Another comment read, “We are doing all we can to keep our congregations in the PCUSA. We don’t encourage congregations to study issues that could or would cause division at this time. We did give the congregations a list of resources regarding several issues that they could study if they desire.
One comment even lamented the lack of participation from conservative churches in its area, saying “Our more conservative congregations were, for the most part, not interested in conversation. Those who participated were more open-minded. Preaching to the choir.”
The Office of the General Assembly sent a survey to all the presbytery stated clerks in February 2014, asking them about presbytery and congregational participation in the two-year season of study and discernment of Christian marriage.
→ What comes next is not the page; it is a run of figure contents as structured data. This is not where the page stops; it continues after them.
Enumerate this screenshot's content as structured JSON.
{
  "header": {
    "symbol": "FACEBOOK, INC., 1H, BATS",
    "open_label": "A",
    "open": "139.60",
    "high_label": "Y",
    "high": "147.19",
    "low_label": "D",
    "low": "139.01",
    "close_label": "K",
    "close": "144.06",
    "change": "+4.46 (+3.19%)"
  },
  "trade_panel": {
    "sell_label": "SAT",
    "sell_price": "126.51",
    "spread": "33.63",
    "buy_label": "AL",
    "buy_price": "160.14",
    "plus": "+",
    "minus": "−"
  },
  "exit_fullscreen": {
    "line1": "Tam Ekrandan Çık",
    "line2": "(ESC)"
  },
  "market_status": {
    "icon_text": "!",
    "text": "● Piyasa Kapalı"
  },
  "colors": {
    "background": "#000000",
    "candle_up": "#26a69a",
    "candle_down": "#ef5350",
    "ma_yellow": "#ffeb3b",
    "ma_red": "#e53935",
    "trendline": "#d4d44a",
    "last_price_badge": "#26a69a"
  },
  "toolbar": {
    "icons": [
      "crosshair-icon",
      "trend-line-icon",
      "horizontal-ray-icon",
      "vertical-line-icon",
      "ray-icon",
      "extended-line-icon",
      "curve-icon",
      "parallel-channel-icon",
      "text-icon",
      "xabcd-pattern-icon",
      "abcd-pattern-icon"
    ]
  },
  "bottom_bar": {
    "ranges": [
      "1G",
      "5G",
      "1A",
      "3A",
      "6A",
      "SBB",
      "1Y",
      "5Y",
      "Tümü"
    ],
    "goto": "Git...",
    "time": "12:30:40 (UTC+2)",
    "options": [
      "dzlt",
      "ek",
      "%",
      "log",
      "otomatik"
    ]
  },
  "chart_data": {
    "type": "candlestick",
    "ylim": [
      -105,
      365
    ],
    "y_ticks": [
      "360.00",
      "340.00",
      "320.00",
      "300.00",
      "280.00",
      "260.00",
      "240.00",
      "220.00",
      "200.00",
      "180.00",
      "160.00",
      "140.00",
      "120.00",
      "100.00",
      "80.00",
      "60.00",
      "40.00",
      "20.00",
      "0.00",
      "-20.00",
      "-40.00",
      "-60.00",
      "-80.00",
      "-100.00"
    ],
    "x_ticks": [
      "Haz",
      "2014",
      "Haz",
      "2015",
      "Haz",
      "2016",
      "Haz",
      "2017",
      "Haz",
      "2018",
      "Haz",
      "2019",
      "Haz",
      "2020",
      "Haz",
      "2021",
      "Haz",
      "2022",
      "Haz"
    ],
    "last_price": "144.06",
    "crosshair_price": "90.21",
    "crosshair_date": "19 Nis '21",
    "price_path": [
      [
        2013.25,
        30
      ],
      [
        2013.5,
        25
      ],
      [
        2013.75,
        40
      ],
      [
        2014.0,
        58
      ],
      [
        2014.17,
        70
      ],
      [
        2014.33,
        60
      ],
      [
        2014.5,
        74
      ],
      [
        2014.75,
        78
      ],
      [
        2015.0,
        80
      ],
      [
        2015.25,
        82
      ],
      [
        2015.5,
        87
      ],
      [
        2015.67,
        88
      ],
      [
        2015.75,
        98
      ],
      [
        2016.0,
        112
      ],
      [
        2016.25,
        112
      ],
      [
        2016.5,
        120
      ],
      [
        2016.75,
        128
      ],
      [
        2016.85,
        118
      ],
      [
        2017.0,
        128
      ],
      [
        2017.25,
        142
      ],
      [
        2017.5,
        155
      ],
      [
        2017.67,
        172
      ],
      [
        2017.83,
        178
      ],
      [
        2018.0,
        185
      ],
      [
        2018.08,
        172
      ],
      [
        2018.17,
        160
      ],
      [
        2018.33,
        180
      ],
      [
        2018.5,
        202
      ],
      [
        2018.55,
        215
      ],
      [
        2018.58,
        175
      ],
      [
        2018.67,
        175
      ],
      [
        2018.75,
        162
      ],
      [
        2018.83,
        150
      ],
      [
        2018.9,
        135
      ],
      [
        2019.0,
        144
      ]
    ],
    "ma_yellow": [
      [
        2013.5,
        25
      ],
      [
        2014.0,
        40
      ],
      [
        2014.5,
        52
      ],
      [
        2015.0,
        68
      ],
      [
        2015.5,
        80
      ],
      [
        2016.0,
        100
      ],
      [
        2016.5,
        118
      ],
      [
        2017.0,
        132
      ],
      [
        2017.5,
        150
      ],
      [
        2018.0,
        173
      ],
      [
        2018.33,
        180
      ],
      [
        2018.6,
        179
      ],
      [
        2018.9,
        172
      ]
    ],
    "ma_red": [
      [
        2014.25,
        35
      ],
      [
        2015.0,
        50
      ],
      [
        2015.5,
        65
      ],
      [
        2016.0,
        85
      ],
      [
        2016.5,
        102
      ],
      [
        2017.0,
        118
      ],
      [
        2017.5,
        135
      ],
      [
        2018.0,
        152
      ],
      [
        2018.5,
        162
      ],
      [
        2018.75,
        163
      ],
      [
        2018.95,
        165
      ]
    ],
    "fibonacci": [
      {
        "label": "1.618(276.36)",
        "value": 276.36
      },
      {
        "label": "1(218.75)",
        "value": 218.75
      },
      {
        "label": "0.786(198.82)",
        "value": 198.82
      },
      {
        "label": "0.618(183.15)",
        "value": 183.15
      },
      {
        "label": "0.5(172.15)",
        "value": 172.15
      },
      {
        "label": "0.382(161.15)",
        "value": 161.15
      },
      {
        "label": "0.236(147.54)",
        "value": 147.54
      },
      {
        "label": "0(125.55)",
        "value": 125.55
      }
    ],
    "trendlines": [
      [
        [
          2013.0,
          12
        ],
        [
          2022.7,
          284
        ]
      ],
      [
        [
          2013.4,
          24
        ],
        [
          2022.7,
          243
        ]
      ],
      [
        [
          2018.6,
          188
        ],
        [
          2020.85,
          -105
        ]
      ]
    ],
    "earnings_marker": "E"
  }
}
According to the report, of the 104 presbyteries that responded, 66.35 percent engaged in a marriage study following the 2012 assembly, and a majority of the studies – 52.63 percent – took place at a presbytery meeting.
The Office of Theology and Worship’s “Christian Marriage in the PCUSA” study guide was used by 90.63 percent of those participating, while 28.13 percent used other marriage study materials, including the supplemental materials prepared by the Covenant Network of Presbyterians.
Other comments found in the survey results include:
- “Our unity is in Jesus Christ. Discussing this topic would have fractured our unity, since no one is seeking ‘to’ discern; our presbyters have already discerned and our (sic) firm (though of different discernments) in their beliefs.”
- “Some folks were interested in studying the material, most were not. Sorry!”
- “I was very disappointed in the PCUSA study. VERY thin soup. Gave little insight, little to work with. I expect much more, and we need it.”
- “A small group in the church I serve is working through the study. The experience has been one of the best we’ve had: good and sustained attendance, evidence of study/reflection between sessions, and energy for the conversations. It is well-conceived and well done. The final question each session brilliant! It allows sharing without judgment of any observation or opinion, and engages a powerful question: What difference does it make? Thank you.”
- “Baltimore Presbytery has been studying this topic at least since 2004. During the last four years my sense is that we are tired of talking about it.”
- “The leadership of Cimarron Presbytery felt that the study provided by the Office of Theology and Worship was lacking and therefore, not usable. There was an overwhelming amount of background material to cover and absorb, especially for members who have not been closely following the topic of marriage. In contrast, the discussion questions themselves seemed rather shallow. Regretfully, Cimarron Presbyter did not have the time or resources to seek out or develop other study resources on this important topic.”